Dans ce contexte, la visite de Karin Keller-Sutter et Guy Parmelin à Washington revêt une importance particulière. Les deux conseillers fédéraux rencontrent le secrétaire d’État américain Marco Rubio pour tenter de trouver un terrain d’entente. Mais selon plusieurs experts, la marge de manœuvre de la Confédération reste limitée : plus un pays est petit, moins il est en mesure de s’opposer aux exigences américaines. L’histoire récente confirme d’ailleurs que, lorsqu’il s’agit de défendre ses intérêts vitaux, Washington n’hésite pas à « faire passer les règles qu’il veut », comme le rappelle l’historien Sacha Zala.

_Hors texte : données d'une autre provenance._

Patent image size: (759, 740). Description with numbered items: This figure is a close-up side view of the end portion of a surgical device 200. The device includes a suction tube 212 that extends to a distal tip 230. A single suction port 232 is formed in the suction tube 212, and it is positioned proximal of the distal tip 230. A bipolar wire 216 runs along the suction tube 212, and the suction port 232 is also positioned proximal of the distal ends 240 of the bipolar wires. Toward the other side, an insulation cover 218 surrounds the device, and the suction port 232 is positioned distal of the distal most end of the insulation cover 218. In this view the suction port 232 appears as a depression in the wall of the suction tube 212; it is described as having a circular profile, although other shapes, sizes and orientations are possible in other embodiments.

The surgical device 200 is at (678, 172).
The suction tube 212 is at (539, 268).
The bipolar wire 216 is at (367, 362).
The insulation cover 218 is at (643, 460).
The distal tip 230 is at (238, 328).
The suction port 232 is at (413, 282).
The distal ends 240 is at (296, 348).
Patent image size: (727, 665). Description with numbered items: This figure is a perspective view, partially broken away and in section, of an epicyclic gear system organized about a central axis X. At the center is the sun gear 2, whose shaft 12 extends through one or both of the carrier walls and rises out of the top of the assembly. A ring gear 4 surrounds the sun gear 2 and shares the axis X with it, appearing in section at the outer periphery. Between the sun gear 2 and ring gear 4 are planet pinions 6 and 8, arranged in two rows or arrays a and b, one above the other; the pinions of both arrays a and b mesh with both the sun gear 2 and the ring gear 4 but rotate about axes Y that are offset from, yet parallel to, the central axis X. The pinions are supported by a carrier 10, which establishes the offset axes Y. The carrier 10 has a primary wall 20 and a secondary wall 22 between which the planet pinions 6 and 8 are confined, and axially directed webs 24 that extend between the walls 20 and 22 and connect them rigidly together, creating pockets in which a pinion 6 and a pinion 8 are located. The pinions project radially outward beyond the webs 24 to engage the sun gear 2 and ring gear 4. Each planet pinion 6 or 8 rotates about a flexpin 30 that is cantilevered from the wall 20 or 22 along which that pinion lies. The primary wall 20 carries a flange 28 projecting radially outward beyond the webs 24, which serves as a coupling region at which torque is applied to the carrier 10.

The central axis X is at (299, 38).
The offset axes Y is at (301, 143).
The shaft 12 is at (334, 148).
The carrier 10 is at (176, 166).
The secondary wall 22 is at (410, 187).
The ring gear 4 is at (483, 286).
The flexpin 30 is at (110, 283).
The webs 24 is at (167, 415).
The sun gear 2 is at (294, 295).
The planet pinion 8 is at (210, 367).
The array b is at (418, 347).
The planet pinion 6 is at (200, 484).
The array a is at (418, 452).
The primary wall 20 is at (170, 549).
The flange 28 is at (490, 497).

Ainsi, entre pressions douanières et héritage du secret bancaire, la Suisse continue de composer avec une réalité incontournable : sa dépendance économique et financière vis-à-vis de la première puissance mondiale. Si Berne parvient parfois à obtenir des concessions ponctuelles grâce à sa neutralité, les décisions stratégiques se prennent bien souvent à Washington, et la Confédération n’a d’autre choix que de s’adapter.